さらに、給付金の審査にはこうした情報が利用されるので、いくつかの書類の提出が不要になり、審査も速やかに行われます。
厚生労働省によると、これまでに給付金の認定を受けた人はすべてこのサービスを利用しているそうです。
【本人が亡くなっている場合、遺族も給付金を請求できる?】
給付金はもちろん請求できます。「情報提供サービス」も利用できます。
ただ、本人や遺族の方が労災などの認定を受けていない場合は、資料を自分でそろえなければなりません。
審査も一から行われるので、時間もかかります。
国は制度の周知を進めています。
給付金についての相談は0570-006031で平日の午前8時半から午後5時15分まで受け付けています。
被害を受けた人の中には、最初は「肺がん」と診断されただけで、その後、専門医のもとで詳しく調べてみたら原因がアスベストだとわかったというケースもあります。
かつて建設現場で働いたことのある方は、ご注意ください。
【新たな動きも】
今月7日、全国10か所の地裁で新たな裁判が起こされました。
訴えを起こしたのは、同じように建設現場で働いていた元作業員や遺族190人です。
相手は建材メーカー各社です。
国はすでに給付金の制度を設けているので、対象ではありません。
原告団や弁護団は、最高裁判決の後、メーカー各社に対しても、給付金の仕組みに加わるよう求めていましたが、メーカー側は加わりませんでした。
このため、メーカー側に補償を求めるには、1人ひとりが個別に裁判を起こす必要があるんです。

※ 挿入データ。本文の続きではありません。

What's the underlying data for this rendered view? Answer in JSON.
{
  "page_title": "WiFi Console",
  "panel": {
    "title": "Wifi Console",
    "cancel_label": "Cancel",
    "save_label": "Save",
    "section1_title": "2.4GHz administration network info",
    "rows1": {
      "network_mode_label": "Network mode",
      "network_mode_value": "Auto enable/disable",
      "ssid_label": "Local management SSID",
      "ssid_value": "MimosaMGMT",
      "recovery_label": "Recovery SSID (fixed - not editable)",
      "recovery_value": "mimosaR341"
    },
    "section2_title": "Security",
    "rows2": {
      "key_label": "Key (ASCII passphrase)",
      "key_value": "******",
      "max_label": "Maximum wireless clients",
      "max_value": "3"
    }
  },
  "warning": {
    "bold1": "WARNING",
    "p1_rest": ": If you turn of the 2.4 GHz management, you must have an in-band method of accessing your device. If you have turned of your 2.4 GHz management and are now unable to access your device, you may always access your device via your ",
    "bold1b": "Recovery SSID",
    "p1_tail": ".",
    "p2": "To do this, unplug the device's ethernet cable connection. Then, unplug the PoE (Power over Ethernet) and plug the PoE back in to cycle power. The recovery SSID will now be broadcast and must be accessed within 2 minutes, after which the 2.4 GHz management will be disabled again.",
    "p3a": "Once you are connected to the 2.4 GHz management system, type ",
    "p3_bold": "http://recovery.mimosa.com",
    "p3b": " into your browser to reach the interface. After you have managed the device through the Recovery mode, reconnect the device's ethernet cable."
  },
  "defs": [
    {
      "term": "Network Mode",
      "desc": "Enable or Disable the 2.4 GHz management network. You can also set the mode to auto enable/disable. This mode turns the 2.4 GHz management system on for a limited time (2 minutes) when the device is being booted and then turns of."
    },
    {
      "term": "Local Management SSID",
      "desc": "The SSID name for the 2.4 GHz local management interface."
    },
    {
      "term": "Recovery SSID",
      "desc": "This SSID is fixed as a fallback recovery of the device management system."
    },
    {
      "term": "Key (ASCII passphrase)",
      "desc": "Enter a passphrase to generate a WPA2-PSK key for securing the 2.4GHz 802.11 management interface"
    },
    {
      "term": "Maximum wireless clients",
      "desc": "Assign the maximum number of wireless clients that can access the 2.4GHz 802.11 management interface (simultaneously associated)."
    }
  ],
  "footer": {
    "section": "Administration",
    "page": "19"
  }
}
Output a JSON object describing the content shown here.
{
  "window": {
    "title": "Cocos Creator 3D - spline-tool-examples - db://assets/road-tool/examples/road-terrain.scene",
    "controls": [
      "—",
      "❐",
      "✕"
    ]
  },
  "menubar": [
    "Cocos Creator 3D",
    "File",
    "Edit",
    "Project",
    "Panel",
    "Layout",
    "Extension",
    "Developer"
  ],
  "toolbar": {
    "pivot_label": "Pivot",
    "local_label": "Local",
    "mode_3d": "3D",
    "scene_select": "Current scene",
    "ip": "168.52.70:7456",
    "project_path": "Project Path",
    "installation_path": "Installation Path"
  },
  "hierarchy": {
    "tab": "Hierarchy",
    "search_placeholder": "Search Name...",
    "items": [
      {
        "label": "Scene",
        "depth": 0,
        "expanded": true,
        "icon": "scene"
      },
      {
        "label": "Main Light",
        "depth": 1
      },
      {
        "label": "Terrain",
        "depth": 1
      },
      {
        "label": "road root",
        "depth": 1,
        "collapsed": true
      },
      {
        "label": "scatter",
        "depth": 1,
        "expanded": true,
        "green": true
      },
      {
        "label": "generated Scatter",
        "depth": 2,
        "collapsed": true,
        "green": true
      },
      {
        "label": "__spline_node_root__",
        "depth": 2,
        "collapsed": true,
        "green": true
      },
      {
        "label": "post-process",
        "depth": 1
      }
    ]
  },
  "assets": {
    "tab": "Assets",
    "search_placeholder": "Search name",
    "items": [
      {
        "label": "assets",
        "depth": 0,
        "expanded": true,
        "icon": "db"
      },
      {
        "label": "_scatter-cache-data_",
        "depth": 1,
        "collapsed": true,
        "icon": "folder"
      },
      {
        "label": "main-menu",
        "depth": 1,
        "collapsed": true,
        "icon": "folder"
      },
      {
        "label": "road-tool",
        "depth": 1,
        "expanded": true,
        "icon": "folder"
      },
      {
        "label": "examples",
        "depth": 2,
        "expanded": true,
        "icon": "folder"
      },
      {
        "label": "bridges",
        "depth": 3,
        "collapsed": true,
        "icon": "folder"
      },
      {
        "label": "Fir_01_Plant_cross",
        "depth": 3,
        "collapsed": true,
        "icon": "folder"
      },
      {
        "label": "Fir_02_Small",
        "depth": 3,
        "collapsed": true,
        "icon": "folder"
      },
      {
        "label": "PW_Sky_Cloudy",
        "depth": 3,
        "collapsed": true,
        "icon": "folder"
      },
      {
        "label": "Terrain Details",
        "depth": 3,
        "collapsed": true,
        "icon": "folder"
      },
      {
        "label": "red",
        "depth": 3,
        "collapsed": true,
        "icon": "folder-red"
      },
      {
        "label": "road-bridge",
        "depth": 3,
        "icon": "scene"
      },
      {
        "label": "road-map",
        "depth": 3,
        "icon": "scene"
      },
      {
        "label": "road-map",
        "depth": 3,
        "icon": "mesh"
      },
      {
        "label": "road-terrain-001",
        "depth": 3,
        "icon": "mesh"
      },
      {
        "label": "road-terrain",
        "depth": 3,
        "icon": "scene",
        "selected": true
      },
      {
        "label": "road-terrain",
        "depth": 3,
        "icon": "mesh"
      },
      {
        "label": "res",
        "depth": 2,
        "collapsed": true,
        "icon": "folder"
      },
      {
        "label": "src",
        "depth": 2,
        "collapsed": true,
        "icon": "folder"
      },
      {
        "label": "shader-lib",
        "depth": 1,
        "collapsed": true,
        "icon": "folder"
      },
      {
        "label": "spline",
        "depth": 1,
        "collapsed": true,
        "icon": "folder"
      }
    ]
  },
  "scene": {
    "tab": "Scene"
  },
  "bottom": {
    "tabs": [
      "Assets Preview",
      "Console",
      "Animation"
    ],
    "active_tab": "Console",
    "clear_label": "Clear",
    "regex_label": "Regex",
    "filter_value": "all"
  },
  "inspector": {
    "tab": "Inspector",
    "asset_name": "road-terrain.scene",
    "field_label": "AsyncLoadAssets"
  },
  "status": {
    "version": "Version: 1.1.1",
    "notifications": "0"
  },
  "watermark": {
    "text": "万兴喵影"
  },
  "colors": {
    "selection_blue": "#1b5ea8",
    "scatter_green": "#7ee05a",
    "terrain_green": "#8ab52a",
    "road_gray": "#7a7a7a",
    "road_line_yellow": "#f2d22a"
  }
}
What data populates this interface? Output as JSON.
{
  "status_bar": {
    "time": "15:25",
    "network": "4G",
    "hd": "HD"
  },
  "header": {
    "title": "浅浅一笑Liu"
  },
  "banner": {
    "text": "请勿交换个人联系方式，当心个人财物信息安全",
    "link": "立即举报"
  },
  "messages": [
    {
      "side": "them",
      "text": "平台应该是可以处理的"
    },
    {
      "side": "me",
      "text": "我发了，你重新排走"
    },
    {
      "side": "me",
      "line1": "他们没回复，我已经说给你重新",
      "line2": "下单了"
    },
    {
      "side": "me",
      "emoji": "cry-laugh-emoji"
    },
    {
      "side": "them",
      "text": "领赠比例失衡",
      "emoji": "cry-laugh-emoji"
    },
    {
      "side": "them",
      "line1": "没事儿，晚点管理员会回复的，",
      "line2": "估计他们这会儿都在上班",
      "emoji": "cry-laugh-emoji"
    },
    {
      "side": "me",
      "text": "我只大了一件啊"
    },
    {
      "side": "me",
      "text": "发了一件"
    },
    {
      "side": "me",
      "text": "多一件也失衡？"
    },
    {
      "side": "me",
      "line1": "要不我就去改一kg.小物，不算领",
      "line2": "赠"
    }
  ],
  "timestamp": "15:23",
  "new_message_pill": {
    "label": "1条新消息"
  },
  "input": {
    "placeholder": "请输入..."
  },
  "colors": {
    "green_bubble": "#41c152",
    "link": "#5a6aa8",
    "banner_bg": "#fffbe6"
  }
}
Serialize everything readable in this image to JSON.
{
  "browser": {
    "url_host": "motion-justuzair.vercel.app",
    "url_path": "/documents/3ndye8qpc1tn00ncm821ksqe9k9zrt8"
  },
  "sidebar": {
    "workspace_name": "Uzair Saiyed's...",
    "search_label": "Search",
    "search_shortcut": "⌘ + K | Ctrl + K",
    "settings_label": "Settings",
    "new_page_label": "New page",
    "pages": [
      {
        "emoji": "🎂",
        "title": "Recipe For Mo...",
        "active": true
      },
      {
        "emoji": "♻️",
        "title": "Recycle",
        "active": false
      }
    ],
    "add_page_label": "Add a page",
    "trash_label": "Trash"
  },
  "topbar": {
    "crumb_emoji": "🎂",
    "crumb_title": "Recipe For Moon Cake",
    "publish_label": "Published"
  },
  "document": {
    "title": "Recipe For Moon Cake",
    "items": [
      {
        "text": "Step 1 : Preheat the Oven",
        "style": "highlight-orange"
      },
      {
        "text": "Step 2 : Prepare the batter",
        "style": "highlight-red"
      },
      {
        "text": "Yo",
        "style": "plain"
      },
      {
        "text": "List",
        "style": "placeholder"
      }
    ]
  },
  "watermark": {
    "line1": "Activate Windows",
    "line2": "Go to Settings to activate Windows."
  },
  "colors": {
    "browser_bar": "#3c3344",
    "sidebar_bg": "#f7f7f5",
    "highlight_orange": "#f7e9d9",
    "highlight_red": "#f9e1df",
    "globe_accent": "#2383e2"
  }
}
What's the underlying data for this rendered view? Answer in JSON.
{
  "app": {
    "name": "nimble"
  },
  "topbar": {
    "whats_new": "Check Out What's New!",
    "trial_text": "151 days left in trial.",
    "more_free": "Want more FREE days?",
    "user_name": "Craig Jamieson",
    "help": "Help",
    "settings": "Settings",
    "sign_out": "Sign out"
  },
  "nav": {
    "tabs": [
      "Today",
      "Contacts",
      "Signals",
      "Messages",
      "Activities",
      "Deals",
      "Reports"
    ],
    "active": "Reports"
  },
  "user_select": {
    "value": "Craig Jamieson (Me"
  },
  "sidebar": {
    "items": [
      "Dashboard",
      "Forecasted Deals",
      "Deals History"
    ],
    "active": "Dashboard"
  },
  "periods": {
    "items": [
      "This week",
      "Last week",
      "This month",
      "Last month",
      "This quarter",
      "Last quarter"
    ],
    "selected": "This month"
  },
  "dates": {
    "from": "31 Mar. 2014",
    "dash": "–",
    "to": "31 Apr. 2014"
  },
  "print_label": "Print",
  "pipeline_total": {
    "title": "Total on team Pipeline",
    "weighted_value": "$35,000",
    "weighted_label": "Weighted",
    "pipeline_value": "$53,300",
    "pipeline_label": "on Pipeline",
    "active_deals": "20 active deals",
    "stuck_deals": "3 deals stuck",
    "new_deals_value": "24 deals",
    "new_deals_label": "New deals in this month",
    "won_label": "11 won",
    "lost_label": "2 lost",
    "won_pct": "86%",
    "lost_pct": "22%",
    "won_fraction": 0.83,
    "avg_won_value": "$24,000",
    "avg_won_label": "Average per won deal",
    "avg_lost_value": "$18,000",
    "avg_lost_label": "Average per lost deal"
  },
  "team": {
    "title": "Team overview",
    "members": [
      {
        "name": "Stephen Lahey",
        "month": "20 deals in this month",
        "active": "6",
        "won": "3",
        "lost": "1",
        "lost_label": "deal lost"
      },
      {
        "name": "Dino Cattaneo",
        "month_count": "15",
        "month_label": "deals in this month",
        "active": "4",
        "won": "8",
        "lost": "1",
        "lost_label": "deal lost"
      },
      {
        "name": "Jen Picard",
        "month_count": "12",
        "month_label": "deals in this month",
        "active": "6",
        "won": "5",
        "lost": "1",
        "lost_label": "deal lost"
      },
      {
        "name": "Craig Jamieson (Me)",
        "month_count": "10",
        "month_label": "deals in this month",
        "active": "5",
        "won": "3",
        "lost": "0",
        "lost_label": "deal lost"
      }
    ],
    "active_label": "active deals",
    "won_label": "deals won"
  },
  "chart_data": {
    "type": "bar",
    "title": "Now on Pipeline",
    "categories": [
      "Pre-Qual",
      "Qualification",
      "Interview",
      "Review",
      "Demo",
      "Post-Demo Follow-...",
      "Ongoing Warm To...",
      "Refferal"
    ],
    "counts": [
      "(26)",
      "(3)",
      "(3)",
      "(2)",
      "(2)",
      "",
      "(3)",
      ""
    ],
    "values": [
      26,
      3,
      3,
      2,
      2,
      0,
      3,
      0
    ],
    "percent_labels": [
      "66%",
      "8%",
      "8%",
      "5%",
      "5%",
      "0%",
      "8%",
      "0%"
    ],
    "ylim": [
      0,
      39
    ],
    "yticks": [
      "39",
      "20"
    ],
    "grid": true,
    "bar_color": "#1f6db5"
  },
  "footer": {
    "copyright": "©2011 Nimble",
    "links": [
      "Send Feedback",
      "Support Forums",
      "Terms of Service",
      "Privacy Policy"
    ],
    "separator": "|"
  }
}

メーカー側は「コメントは差し控える」などとしていて、今後の動きに注目したいと思います。
一方、弁護団などで作る裁判の「全国連絡会」は、今月10日まで全国一斉で無料相談を行います。
裁判も含めて相談したい方は、0120-793-148へ。
午前10時から午後5時までです。
【解体作業をめぐり新たな判断】
建物の解体作業をめぐる問題についても、新たな司法判断が示されました。
解体作業も、屋内であれば、国が責任を負うので給付金の対象になりますが、建材メーカーが責任を負うかどうかは争いが残っていました。
先週(3日)、最高裁は、建材メーカーは解体作業にあたっていた人たちについては責任を負わないという判決を言い渡しました。
建物ができてから解体するまでには長い期間があるので、建材などに警告を表示したとしても読めなくなっている可能性もあることや、メーカーは解体作業に関われないことを踏まえた判断です。
ただ、判決の中で、最高裁は、建物の解体を行う事業者などが必要な対策をとるべきだという考えを示しました。
古い建物の解体はこれから進むので、やはり大きな問題です。
作業に関わる人や周辺に住む人が被害を受けることがないように、解体作業に関わる事業者には、十分に注意してもらいたいと思います。